The Conversation I Need to Have With the People Who Judge My Illness
To the woman who pushed me out of my seat, to the man who ridiculed me for parking in a handicap space, to the anonymous person who left a note on my windshield, and to all the people that judge me and others based on appearance:
Did anyone ever teach you the saying “Don’t judge a book by its cover?” Would you push someone out of their chair if you saw they had a cast on their leg, using crutches, or walked with a cane? Would you reprimand someone for parking in a disabled spot when you saw them struggling with a limp, or using a wheelchair to get from one place to another? Would you passive aggressively leave notes for a visibly disabled person to find in order to make them feel unworthy of their rights?
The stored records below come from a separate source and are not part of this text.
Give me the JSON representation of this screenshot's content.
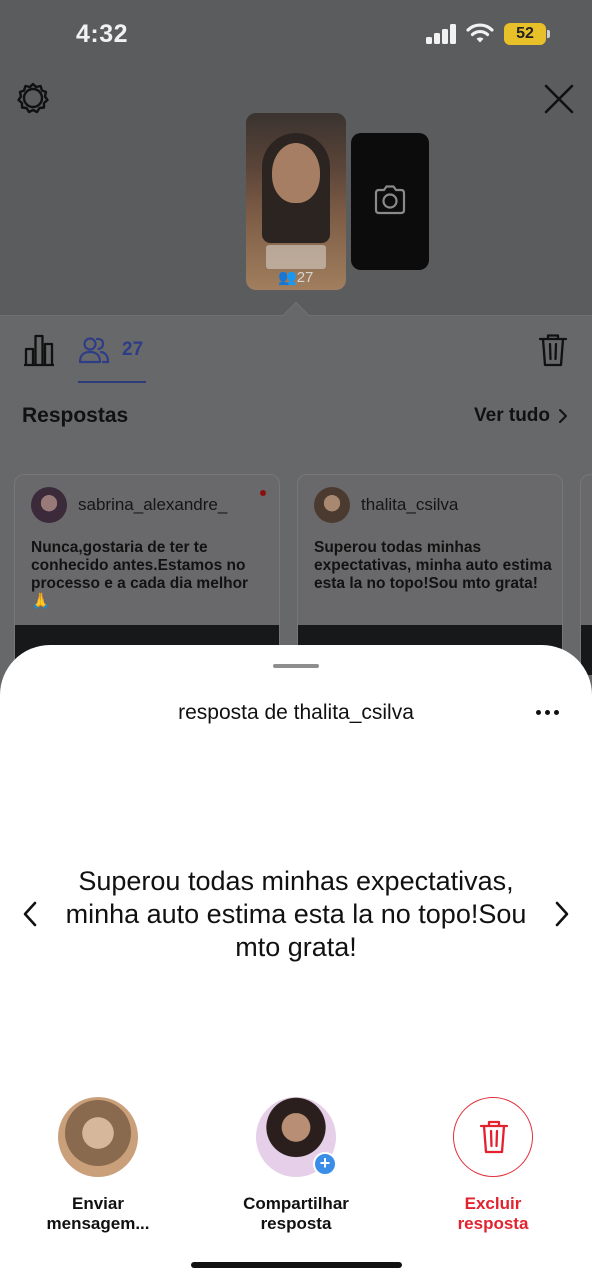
{
  "status_bar": {
    "time": "4:32",
    "battery": "52"
  },
  "story_preview": {
    "viewer_count": "27"
  },
  "tabs": {
    "viewers_count": "27"
  },
  "responses": {
    "title": "Respostas",
    "see_all": "Ver tudo",
    "cards": [
      {
        "username": "sabrina_alexandre_",
        "text": "Nunca,gostaria de ter te conhecido antes.Estamos no processo e a cada dia melhor 🙏",
        "unread": true
      },
      {
        "username": "thalita_csilva",
        "text": "Superou todas minhas expectativas, minha auto estima esta la no topo!Sou mto grata!",
        "unread": false
      }
    ]
  },
  "sheet": {
    "title": "resposta de thalita_csilva",
    "answer": "Superou todas minhas expectativas, minha auto estima esta la no topo!Sou mto grata!",
    "actions": [
      {
        "label_line1": "Enviar",
        "label_line2": "mensagem..."
      },
      {
        "label_line1": "Compartilhar",
        "label_line2": "resposta"
      },
      {
        "label_line1": "Excluir",
        "label_line2": "resposta"
      }
    ]
  },
  "colors": {
    "accent_blue": "#2f3c86",
    "delete_red": "#e2232f",
    "badge_blue": "#3a8ee8",
    "battery_yellow": "#e8c02a"
  },
  "icons": [
    "settings-icon",
    "close-icon",
    "camera-icon",
    "insights-icon",
    "viewers-icon",
    "trash-icon",
    "chevron-right-icon",
    "more-icon",
    "chevron-left-icon",
    "plus-icon"
  ]
}
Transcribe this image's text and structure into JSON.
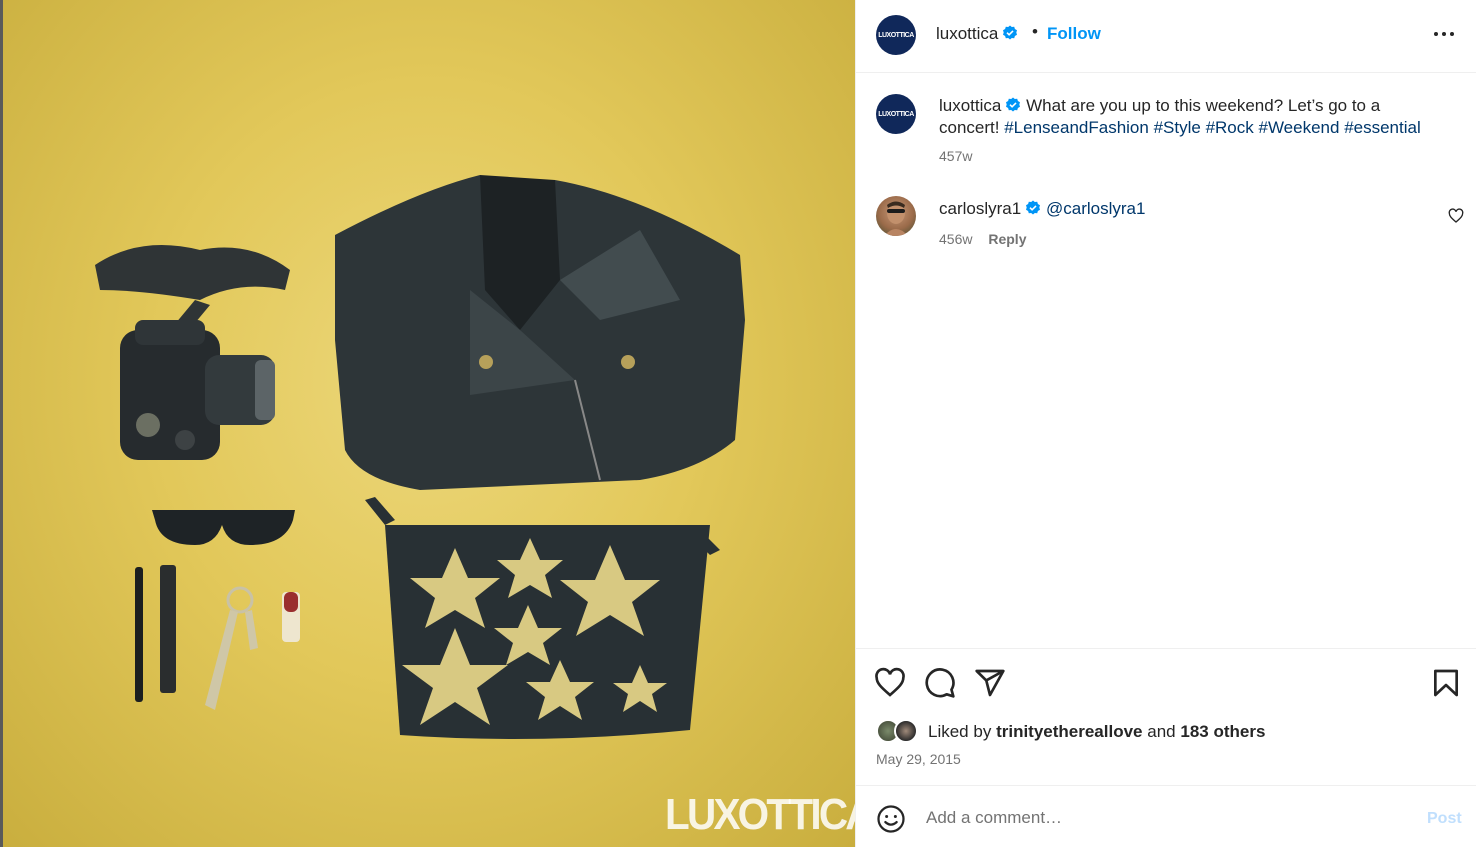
{
  "post": {
    "author": "luxottica",
    "avatar_text": "LUXOTTICA",
    "follow_label": "Follow",
    "separator": "•",
    "more_icon": "more-horizontal-icon",
    "image_watermark": "LUXOTTICA"
  },
  "caption": {
    "username": "luxottica",
    "text": "What are you up to this weekend? Let’s go to a concert!",
    "hashtags": [
      "#LenseandFashion",
      "#Style",
      "#Rock",
      "#Weekend",
      "#essential"
    ],
    "time": "457w"
  },
  "comments": [
    {
      "username": "carloslyra1",
      "text": "@carloslyra1",
      "time": "456w",
      "reply_label": "Reply"
    }
  ],
  "actions": {
    "like_icon": "heart-icon",
    "comment_icon": "comment-icon",
    "share_icon": "send-icon",
    "save_icon": "bookmark-icon"
  },
  "likes": {
    "prefix": "Liked by",
    "user": "trinityethereallove",
    "middle": "and",
    "others": "183 others"
  },
  "date": "May 29, 2015",
  "add_comment": {
    "placeholder": "Add a comment…",
    "post_label": "Post"
  },
  "colors": {
    "link": "#0095f6",
    "hashtag": "#00376b",
    "muted": "#737373",
    "brand_navy": "#10285a"
  }
}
It is already difficult enough to live with a chronic illness, and then to have people doubt the legitimacy of my disease only adds to the unspoken pressure I feel to disguise my illness so I can be treated equally and with respect. As I continue to conceal my illness, partially because the symptoms are sometimes invisible, and partially because I hate facing encounters like the ones I’ve mentioned, I know I am dismissing an important dialogue; a conversation I feel obliged to bring attention to, as it not only affects me, but millions of people around the world who struggle with unmerited scrutiny.
When you look at me, you probably assume the ordinary. But let me tell you that my life has been far from “normal.”
What you don’t see is the required medication I take every three hours simply to be able to chew, swallow, smile, walk, speak and breathe. What you don’t see are the days I can barely pull myself out of bed, missing out on the precious time I have on this earth to fulfill my dreams. What you don’t see is the lonely, internal crusade within my heart and mind this illness has forced me to fight. What you don’t see is the shame, guilt and humiliation I have experienced because of ignorance and insensitivity. What you don’t see are the tears I have cried over the last 10 years, pondering all the “whys.”
What you don’t see is the mental and physical strength I have worked tirelessly for, gained and rightfully earned because I had and still have the will to live a fulfilling life.
I’ll say this. It is easy to have preconceived notions of what defines disability. It is easy to misjudge someone because of how our society portrays the meaning of being disabled.You may have thought you were doing a just thing; however, appraising a situation or someone based solely on what you think is taking place, is in my opinion, intolerant and small-minded.
I’m not asking for pity; in fact, that is the last thing I am asking for. Do not feel sorry for me because of what I have been through. My life is not a sob story, and this letter is not intended to prove my disability to you, because I owe you nothing.
You may find this narrative contradictory, maybe even hypocritical. Yes, in a sense, I am critically scrutinizing your actions, evaluating your conduct as less than satisfactory. However, my illness was not a choice… your actions were.
I have the option to let this illness defeat me; to surrender to its potential. But I don’t. So I am not going to let my disease or an ill-informed person stop me from living or stop me from dreaming. I have been told many times that my ambitions have been too big for the life I was given. Who are you, or anyone for that matter, to judge the capacity of my aspirations?
I choose to get up every morning, go out into the world, earn an education, have a social life, make a career, etc. And I do this all in spite of my illness… I will never allow my illness to dictate my life, or allow someone to determine the way I handle my disease and live my life. I have always believed it is better to use my disease as a source of strength rather than a source of sorrow, and what better way to own my disease than by not letting it interfere with the accomplishments of my dreams and desires?
There are three principles I try to abide by in my life, and that is faith, charity and hope. To believe in something that is bigger than my human self, to help others by working from a place of compassion, and to always maintain confidence in myself to succeed.
I invite you to adopt these values into your own life. Because while my physical limitations have shoved me into situations I thought I would never be in, I have never felt freer in knowing that the potential to fulfill my dreams are endless, and no illness or person can stop me from trying.